Protesters hold banners outside the office of the United Nations High Commissioner for Refugees in Rangoon on Aug 3, 2012.
Burmese Vice-President Sai Mauk Kham traveled to the predominantly Muslim township of Maungdaw in northern Arakan State on Friday amid growing international criticism of the government’s handling of recent communal conflicts between Arakanese Buddhists and Muslim Rohingyas.
The purpose of the trip is to assess the situation in the area two months after the worst violence in decades broke out there in early June, according to Win Myaing, a spokesperson for the Arakan State government.
During the two-day trip, the vice-president and government ministers will observe conditions at camps set up for the tens of thousands of people from both communities who were displaced by the riots. In addition to Maungdaw, they are expected to visited Kyaukphyu and the state capital Sittwe.
The visit comes as international rights groups and foreign governments, especially in Muslim countries, have accused the government of siding with Buddhists in the clashes. Earlier this week, US-based Human Rights Watch released a report alleging that government troops targeted Rohingyas during the crackdown on the violence.
In a statement released on July 27, UN High Commissioner for Human Rights Navi Pillay also claimed that Muslim communities in Arakan State were being targeted by security forces.
However, the state government denied these charges, insisting that there was no discrimination against the Rohingya, a Muslim minority of about 800,000 people living mostly in townships near the Bangladeshi border.
“If they [foreign critics] come here, they will see that we have treated everyone equally,” said Win Myaing, adding that the state government plans to propose “security measures” to address the accusations during the vice-president’s visit.
While groups such as Amnesty International have said that hundreds of Rohingyas have been killed, raped, beaten and arbitrarily arrested since Burma declared a state of emergency in Arakan State in June, official figures put the number of casualties on both sides at 77 dead and 109 injured.
In addition, 4,822 houses, 17 mosques, 15 monasteries and three schools were destroyed, according to figures released by the government. In a report on Monday, the state-run New Light of Myanmarsaid that some 14,328 Arakanese Buddhists and 30,740 Rohingya Muslims have been affected and are currently living in 89 temporary camps.

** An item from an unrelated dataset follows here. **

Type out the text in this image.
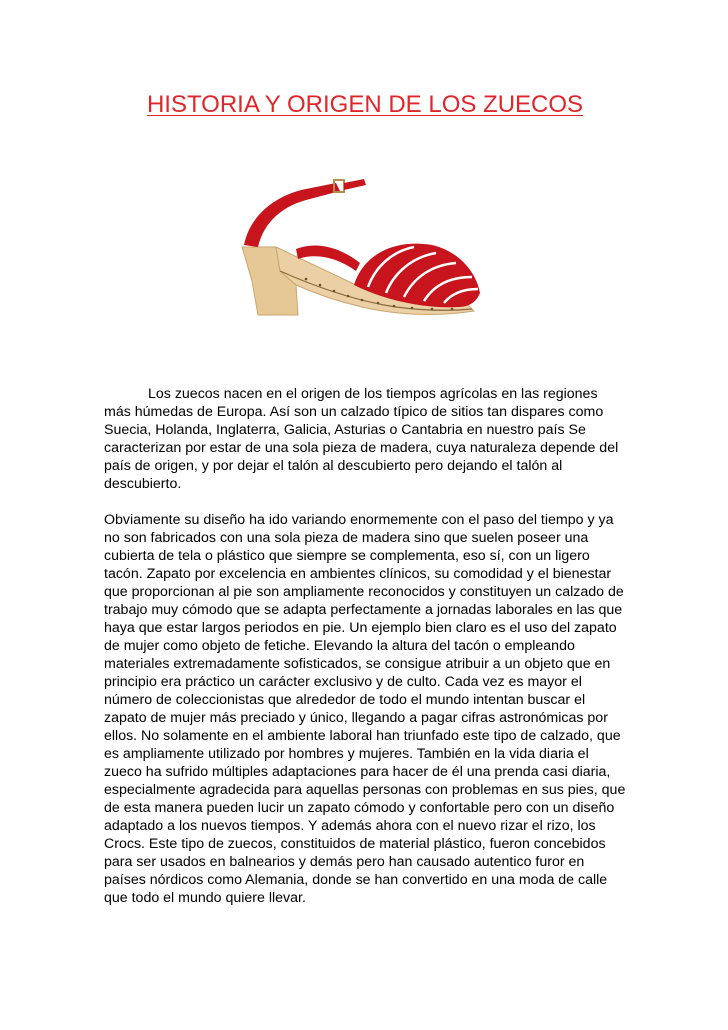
HISTORIA Y ORIGEN DE LOS ZUECOS

Los zuecos nacen en el origen de los tiempos agrícolas en las regiones más húmedas de Europa. Así son un calzado típico de sitios tan dispares como Suecia, Holanda, Inglaterra, Galicia, Asturias o Cantabria en nuestro país Se caracterizan por estar de una sola pieza de madera, cuya naturaleza depende del país de origen, y por dejar el talón al descubierto pero dejando el talón al descubierto.

Obviamente su diseño ha ido variando enormemente con el paso del tiempo y ya no son fabricados con una sola pieza de madera sino que suelen poseer una cubierta de tela o plástico que siempre se complementa, eso sí, con un ligero tacón. Zapato por excelencia en ambientes clínicos, su comodidad y el bienestar que proporcionan al pie son ampliamente reconocidos y constituyen un calzado de trabajo muy cómodo que se adapta perfectamente a jornadas laborales en las que haya que estar largos periodos en pie. Un ejemplo bien claro es el uso del zapato de mujer como objeto de fetiche. Elevando la altura del tacón o empleando materiales extremadamente sofisticados, se consigue atribuir a un objeto que en principio era práctico un carácter exclusivo y de culto. Cada vez es mayor el número de coleccionistas que alrededor de todo el mundo intentan buscar el zapato de mujer más preciado y único, llegando a pagar cifras astronómicas por ellos. No solamente en el ambiente laboral han triunfado este tipo de calzado, que es ampliamente utilizado por hombres y mujeres. También en la vida diaria el zueco ha sufrido múltiples adaptaciones para hacer de él una prenda casi diaria, especialmente agradecida para aquellas personas con problemas en sus pies, que de esta manera pueden lucir un zapato cómodo y confortable pero con un diseño adaptado a los nuevos tiempos. Y además ahora con el nuevo rizar el rizo, los Crocs. Este tipo de zuecos, constituidos de material plástico, fueron concebidos para ser usados en balnearios y demás pero han causado autentico furor en países nórdicos como Alemania, donde se han convertido en una moda de calle que todo el mundo quiere llevar.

Meanwhile, some Arakanese have complained that the international community has been one-sided in its expressions of concern. They noted, for instance, that during his visit to Maungdaw and Buthidaung townships on Tuesday, UN human rights envoy Tomas Ojea Quintana spoke only to Rohingyas who had been displaced by the conflict.
“It isn’t fair to focus only on the suffering of one side,” said Ven Manisara, a Buddhist abbot who heads a local aid group in Maungdaw. “Our people have also suffered a lot.”
This perceived imbalance—and deep-seated resentment of the Rohingya, who are seen by many in Arakan State as interlopers from neighboring Bangladesh—has been a boon to the government of President Thein Sein, who last month rejected international calls to accept the Rohingya as citizens.
At a protest in front of the office of the United Nations High Commissioner for Refugees in Rangoon on Friday, demonstrators held banners supporting Thein Sein’s refusal to recognize the Rohingya as one of the country’s ethnic groups.
Meanwhile, Sai Mauk Kham’s visit to Arakan State comes as Bangladesh, which has refused to allow a fresh influx of Rohingyas into the country in the wake of the recent violence, has ordered international charities to stop providing aid to those who make it across the border.
Three aid groups—France’s Medecins sans Frontieres and Action Contre la Faim and Britain’s Muslim Aid UK—have been told to suspend their services in Cox’s Bazar District bordering Burma.